Накануне казни я беспокойно ворочаюсь в постели с боку на бок, пока не осознаю всю тщетность попыток заснуть этой ночью. Оставшиеся до рассвета часы я просто лежу на спине, сверля невидящим взглядом потолок. Чуть только светает, раздается громкий стук в дверь. Эффи. «Пора вставать, сегодня важный-преважный день!». Губы помимо воли трогает слабая улыбка. Хорошо, когда в условиях постоянных катаклизмов хоть что-то остается неизменным. Старые знакомые — Вения, Октавия и Флавий — робко заглядывают в комнату и говорят, что пора начинать подготовку. Стоящий за спинами ментор зевает и усталым жестом трет глаза. Его лицо осунулось, а кожа пожелтела. Эта ночь — да и все предыдущие, проведенные в Капитолии — была трудной не только для меня. Эффи обещает зайти чуть позже и проверить, как у нас дела, после чего уходит, стуча острыми каблучками. Пока Октавия наполняет глубокую ванную горячей водой и пеной, ее напарники устанавливают на столе зеркало и раскладывают инструменты. Работы у них как никогда много: стилисты и их помощники мертвы, и теперь им предстоит подготовить для камер нас всех — меня, Китнисс, Пита, Хеймитча, Джоанну и Бити — поэтому мы и начинаем так рано, на рассвете.

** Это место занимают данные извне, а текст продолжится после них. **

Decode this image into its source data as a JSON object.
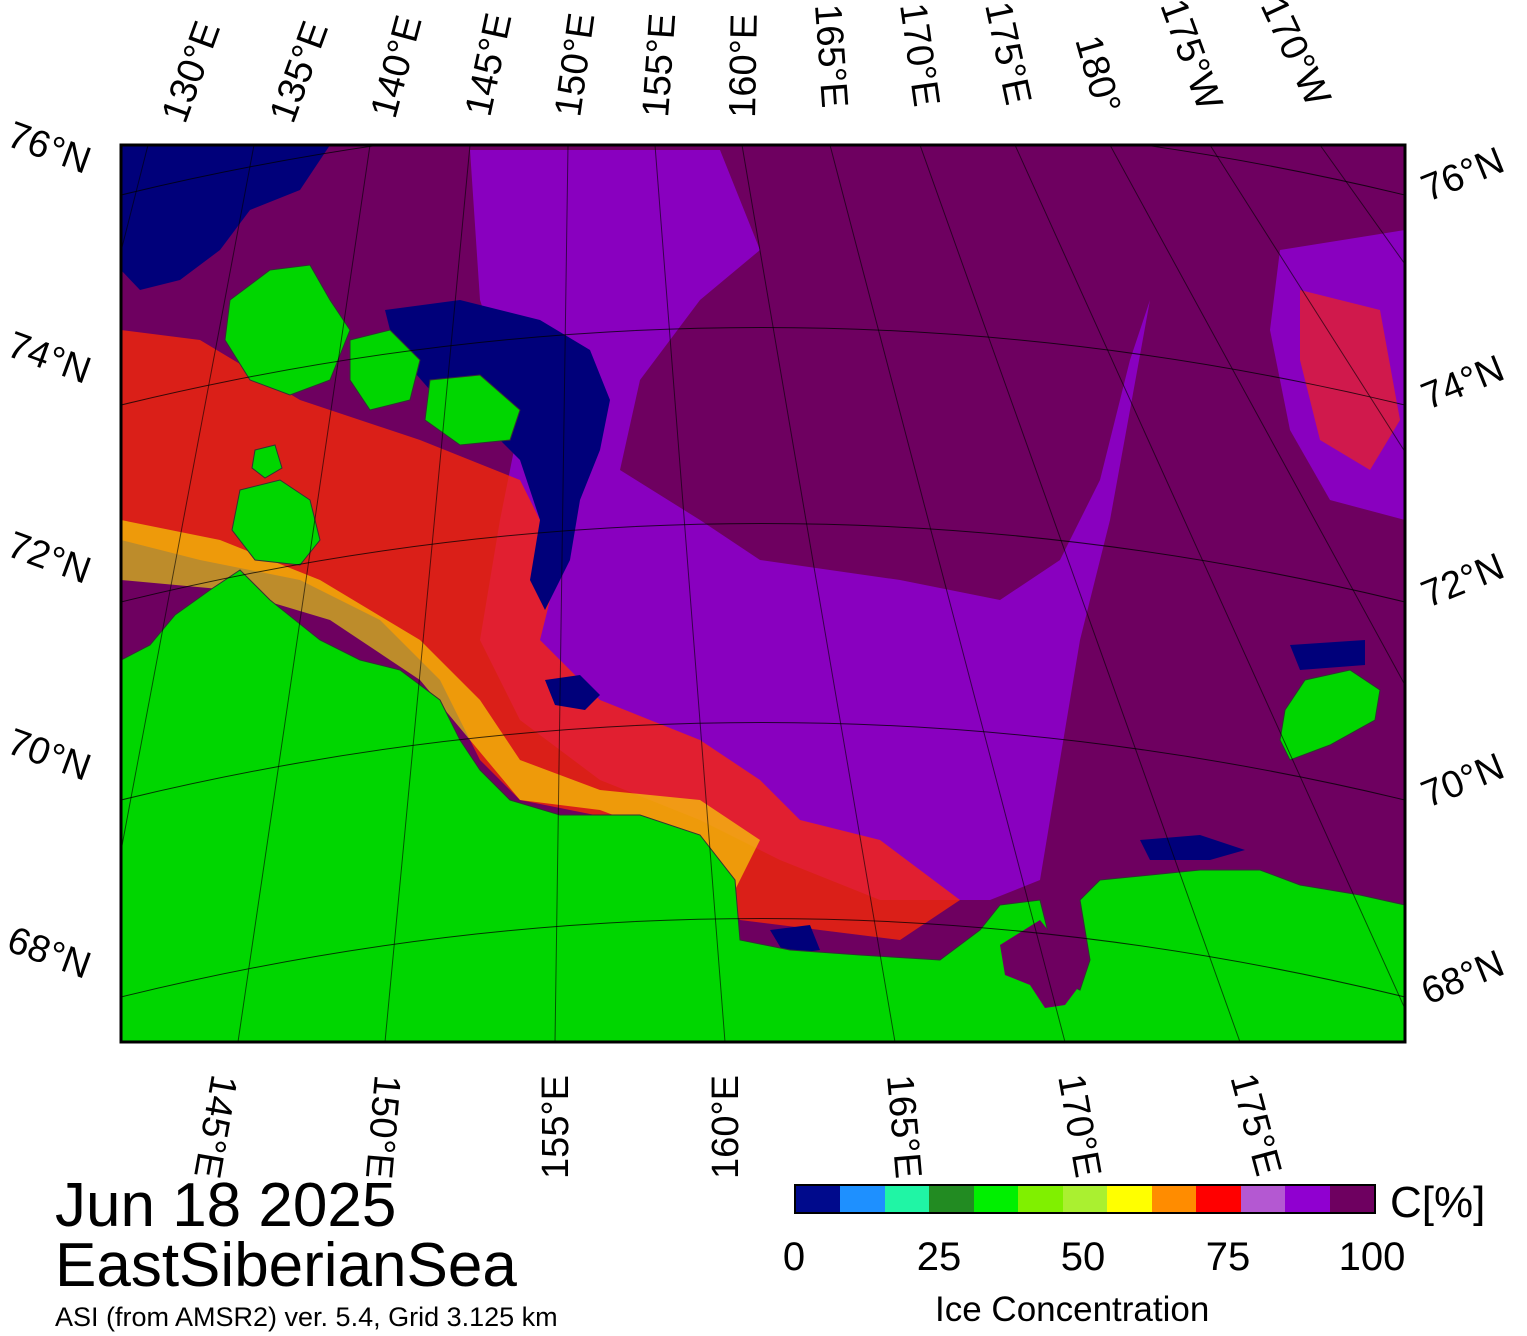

Капитолийцы осматривают меня со всех сторон и негромко цокают языками, находя на моем теле очередной шрам. «Это еще что», — мысленно посмеиваюсь я. — «При виде сгоревшей почти дотла Сойки вы, ребята, наверное, впадете в истерику». Меня одевают в уже знакомый черный защитный костюм, созданный Цинной. Помощникам стилиста пришлось над ним немного поработать: больше испытаний, чем мне, пришлось перенести только моей одежде. Флавий делает неброский макияж и не может сдержать укоризненного вздоха, когда дело доходит до прически. В итоге, Вения слегка взлохмачивает короткие пряди сзади, фиксирует их гелем, и выпрямляет отросшую челку, закрывая один глаз. Я выгляжу так, будто снова отправляюсь на войну.